After extensive discussion, a decision was made to split the Program. A new certificate program in Environmental Studies was organized under the leadership of faculty in Earth & Environmental Sciences, Economics, and History, while the Science in Society Program itself continued with a more specific focus upon the history, philosophy and social studies of science and medicine. With the aid of a substantial grant from the National Endowment for the Humanities and the National Science Foundation through their joint initiative on "Science and Humanities: Integrating Undergraduate Education," continuing faculty Joseph Rouse and Sue Fisher were joined by Professors C. Stewart Gillmor, Jill Morawski, and William Johnston. Half a dozen new courses were developed under the auspices of the NSF/NEH grant.
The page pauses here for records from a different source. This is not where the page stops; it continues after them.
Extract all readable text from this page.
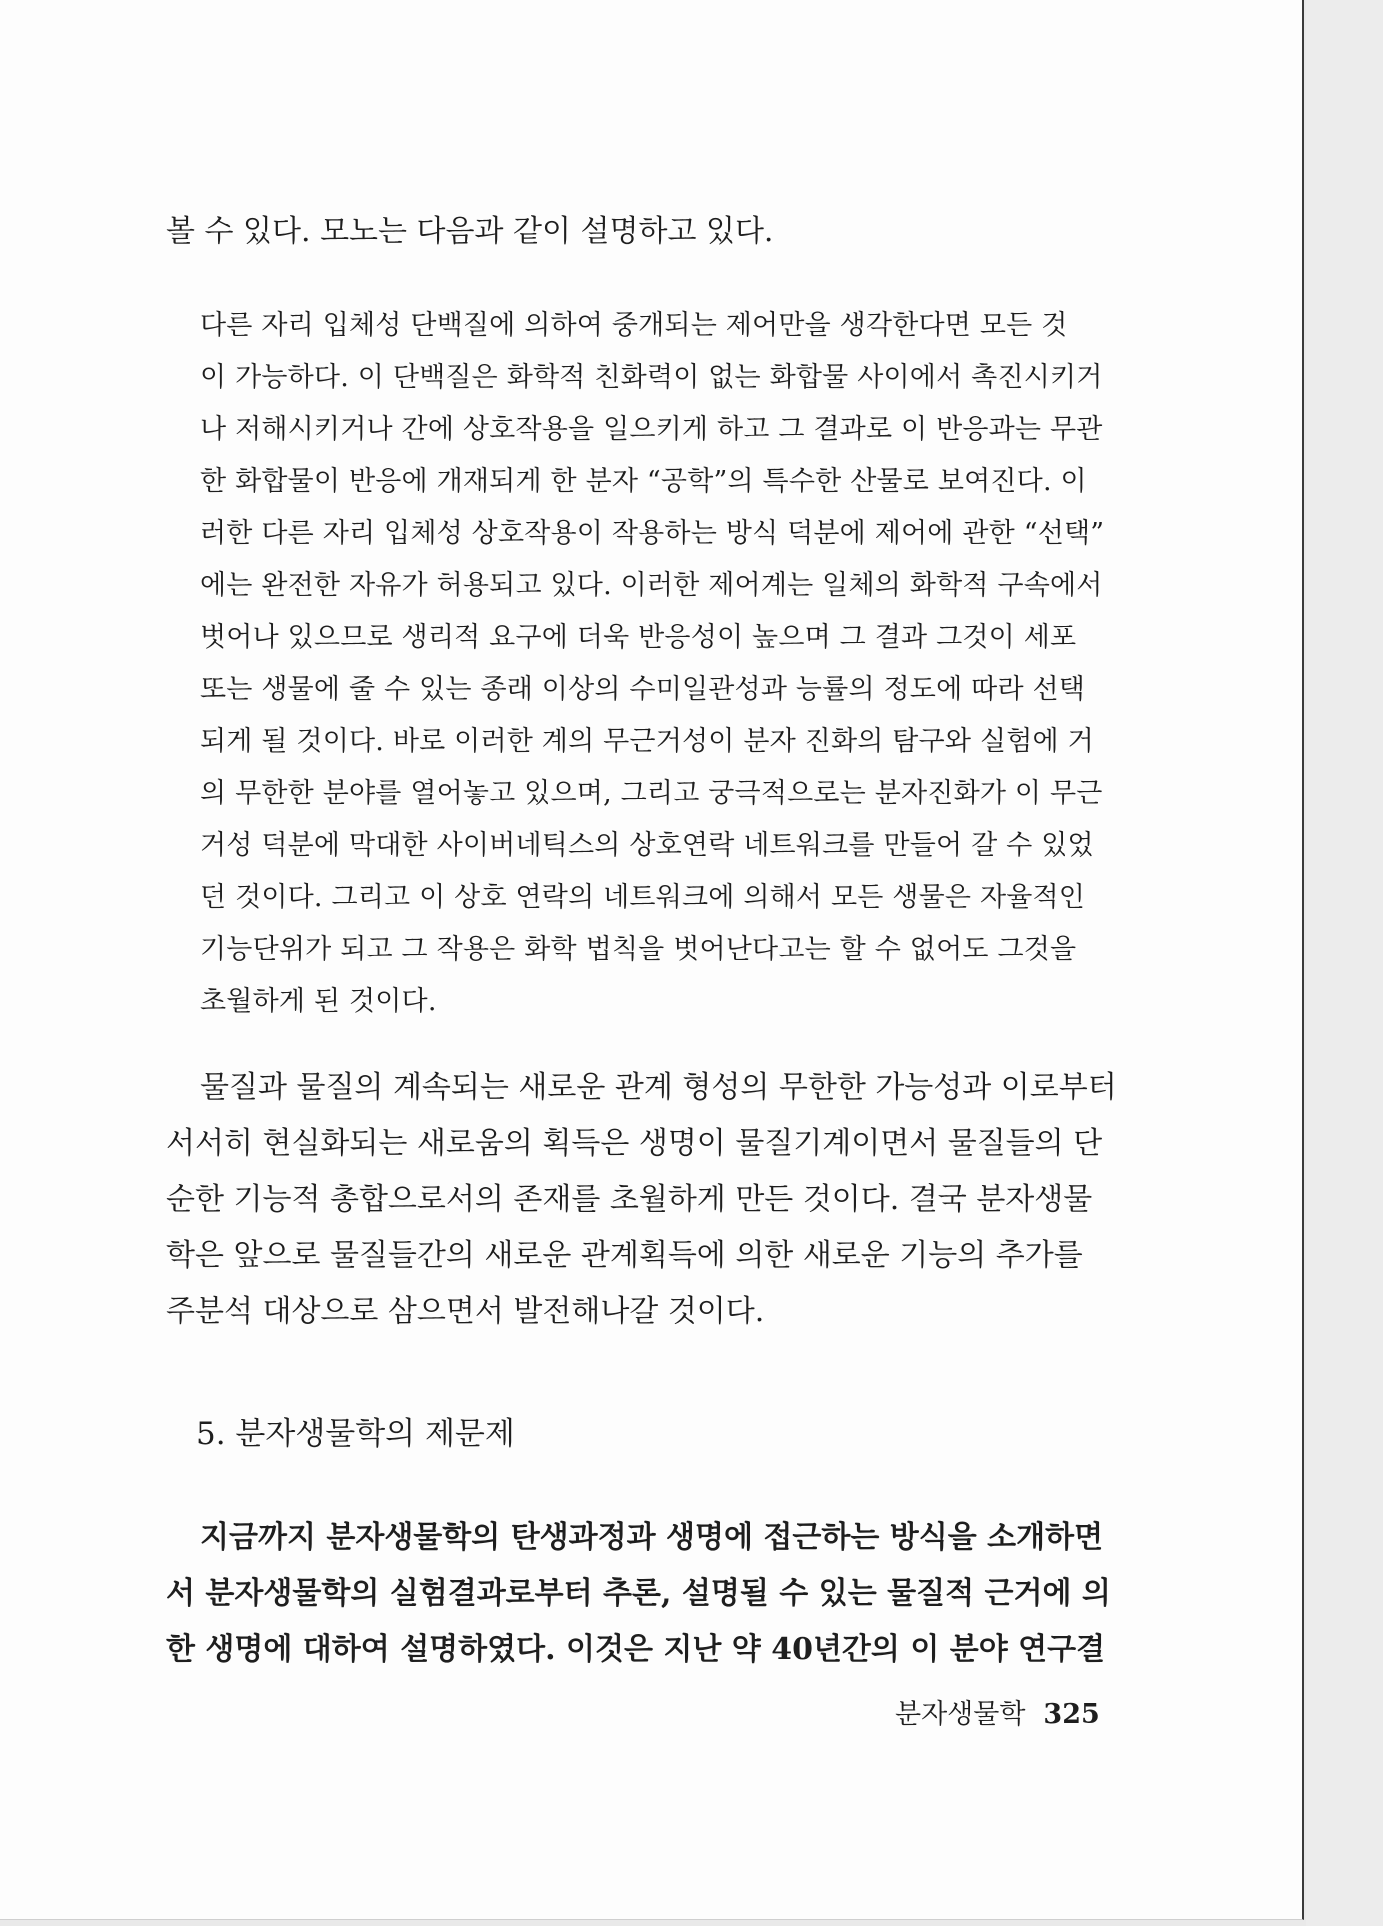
볼 수 있다. 모노는 다음과 같이 설명하고 있다.
다른 자리 입체성 단백질에 의하여 중개되는 제어만을 생각한다면 모든 것
이 가능하다. 이 단백질은 화학적 친화력이 없는 화합물 사이에서 촉진시키거
나 저해시키거나 간에 상호작용을 일으키게 하고 그 결과로 이 반응과는 무관
한 화합물이 반응에 개재되게 한 분자 “공학”의 특수한 산물로 보여진다. 이
러한 다른 자리 입체성 상호작용이 작용하는 방식 덕분에 제어에 관한 “선택”
에는 완전한 자유가 허용되고 있다. 이러한 제어계는 일체의 화학적 구속에서
벗어나 있으므로 생리적 요구에 더욱 반응성이 높으며 그 결과 그것이 세포
또는 생물에 줄 수 있는 종래 이상의 수미일관성과 능률의 정도에 따라 선택
되게 될 것이다. 바로 이러한 계의 무근거성이 분자 진화의 탐구와 실험에 거
의 무한한 분야를 열어놓고 있으며, 그리고 궁극적으로는 분자진화가 이 무근
거성 덕분에 막대한 사이버네틱스의 상호연락 네트워크를 만들어 갈 수 있었
던 것이다. 그리고 이 상호 연락의 네트워크에 의해서 모든 생물은 자율적인
기능단위가 되고 그 작용은 화학 법칙을 벗어난다고는 할 수 없어도 그것을
초월하게 된 것이다.
물질과 물질의 계속되는 새로운 관계 형성의 무한한 가능성과 이로부터
서서히 현실화되는 새로움의 획득은 생명이 물질기계이면서 물질들의 단
순한 기능적 총합으로서의 존재를 초월하게 만든 것이다. 결국 분자생물
학은 앞으로 물질들간의 새로운 관계획득에 의한 새로운 기능의 추가를
주분석 대상으로 삼으면서 발전해나갈 것이다.
5. 분자생물학의 제문제
지금까지 분자생물학의 탄생과정과 생명에 접근하는 방식을 소개하면
서 분자생물학의 실험결과로부터 추론, 설명될 수 있는 물질적 근거에 의
한 생명에 대하여 설명하였다. 이것은 지난 약 40년간의 이 분야 연구결
분자생물학 325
By splitting off environmental studies into a separate course of study, the Science in Society Program was able to expand its science requirements, add a substantial curricular component in the history of science, and provide its students with a more intellectually coherent major. After a brief interregnum while the new curriculum was being developed, the first students graduated under the new requirements in 1995, and the Program has once again grown to include over 30 junior and senior majors, making it one of the five largest interdisciplinary majors at Wesleyan University. The appointment of Assistant Professor Jennifer Tucker (History and Women's Studies) in 1998 strengthened our core faculty, and marked the consolidation of the revised curriculum as a vital component of Wesleyan's overall program of study.

The Science in Society Program holds a distinctive and important place in the context of Wesleyan University's mission. Wesleyan aspires to combine the forefront research typical of the best universities with a commitment to the intensive undergraduate teaching that characterizes the best liberal arts colleges. Such a joint commitment would be impossible to fulfill without making the best of current research accessible to undergraduates in the classroom. Throughout its first quarter century, the Science in Society Program has been guided by this goal, adapting the most innovative and informative research on the social, cultural, and political significance of the sciences to the undergraduate classroom. Moreover, since Wesleyan's Ph.D. programs in the sciences are the most visible and distinctive manifestation of the seriousness of the University's commitment to research, our Program's aspiration to connect the best humanistic and social scientific studies of the sciences and medicine with serious and sustained study of a science undertaken with Wesleyan's research-oriented science faculty is central to this University's self-understanding.